A toad is a toad, and if he never got back to the tree there would be one toad less, nothing more. If anything more, then it is on paper, and it is cant, not toad at all. And so, I suppose, stones are stones, trees trees, brooks brooks—not books and tongues and sermons at all—except on paper and as cant. Surely there are many things in writing that never had any other, any real existence, especially in writing that deals with the out-of-doors. One should write carefully about one’s toad; fearfully, indeed, when that toad becomes one’s teacher; for teacher my toad in the old Baldwin has many a time been.

Often in the summer dusk I have gone over to sit at his feet and learn some of the things my college professors could not teach me. I have not yet taken my higher degrees. I was graduated A. B. from college. It is A. B. C. that I am working toward here at the old apple tree with the toad.

Seating myself comfortably at the foot of the tree, I wait; the toad comes forth to the edge of his hole above me, settles himself comfortably, and waits. And the lesson begins. The quiet of the summer evening steals out with the wood-shadows and softly covers the fields. We do not stir. An hour passes. We do not stir. Not to stir is the lesson—one of the majors in this graduate course with the toad.

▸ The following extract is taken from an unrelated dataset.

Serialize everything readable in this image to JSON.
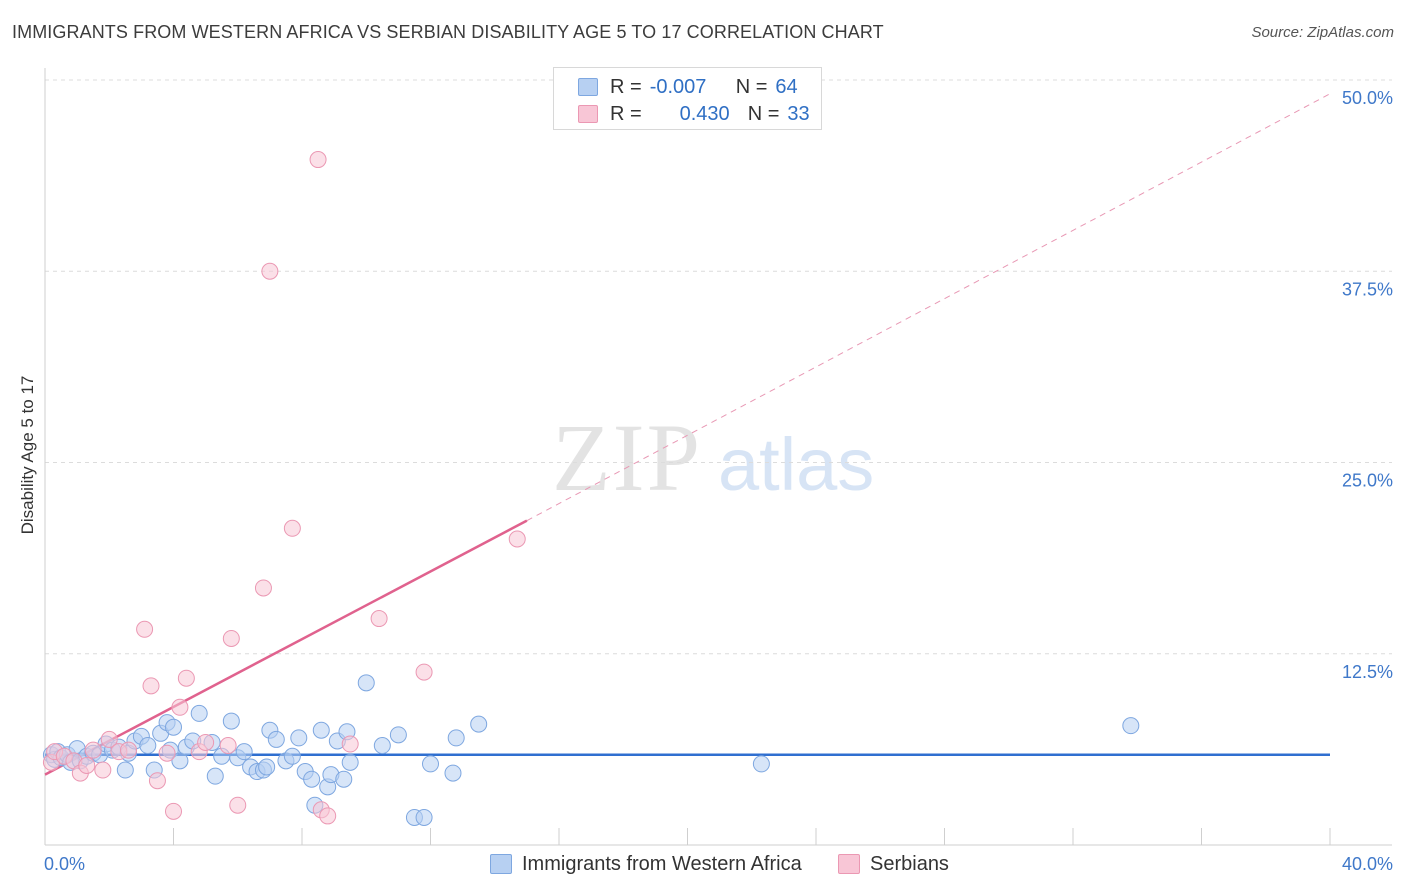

The dusk thickens. The grasshoppers begin to strum; the owl slips out and drifts away; a whippoorwill drops on the bare knoll near me, clucks and shouts and shouts again, his rapid repetition a thousand times repeated by the voices that call to one another down the long empty aisles of the swamp; a big moth whirs about my head and is gone; a bat flits squeaking past; a firefly blazes, but is blotted out by the darkness, only to blaze again, and again be blotted, and so passes, his tiny lantern flashing into a night that seems the darker for the quick, unsteady glow.

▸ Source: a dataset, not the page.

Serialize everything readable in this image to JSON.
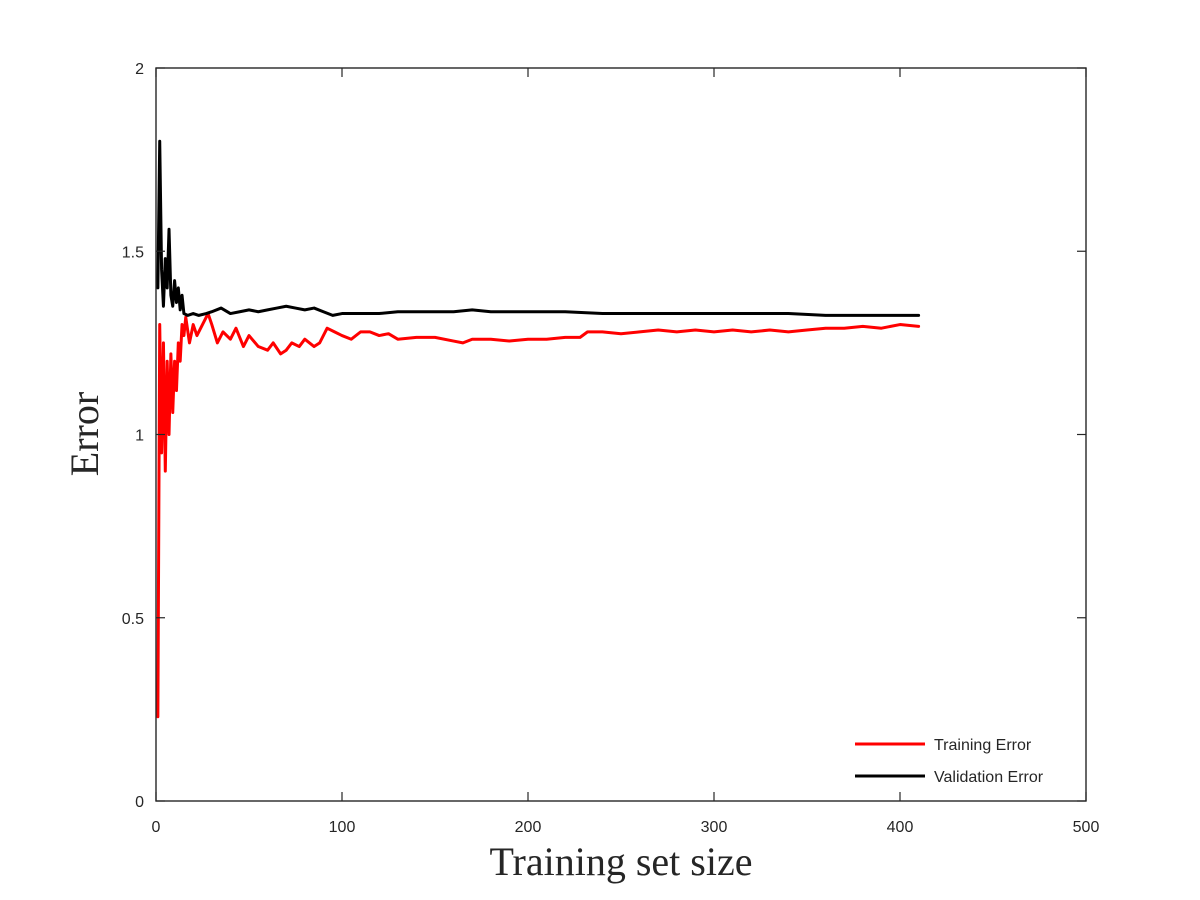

We do not stir. It is a hard lesson. By all my other teachers I had been taught every manner of stirring, and this unwonted exercise of being still takes me where my body is weakest, and it puts me painfully out of breath in my soul. “Wisdom is the principal thing,” my other teachers would repeat, “therefore get wisdom, but keep exceedingly busy all the time. Step lively. Life is short. There are only twenty-four hours to the day. The Devil finds mischief for idle hands to do. Let us then be up and doing”—all of this at random from one of their lectures on “The Simple Life, or the Pace that Kills.”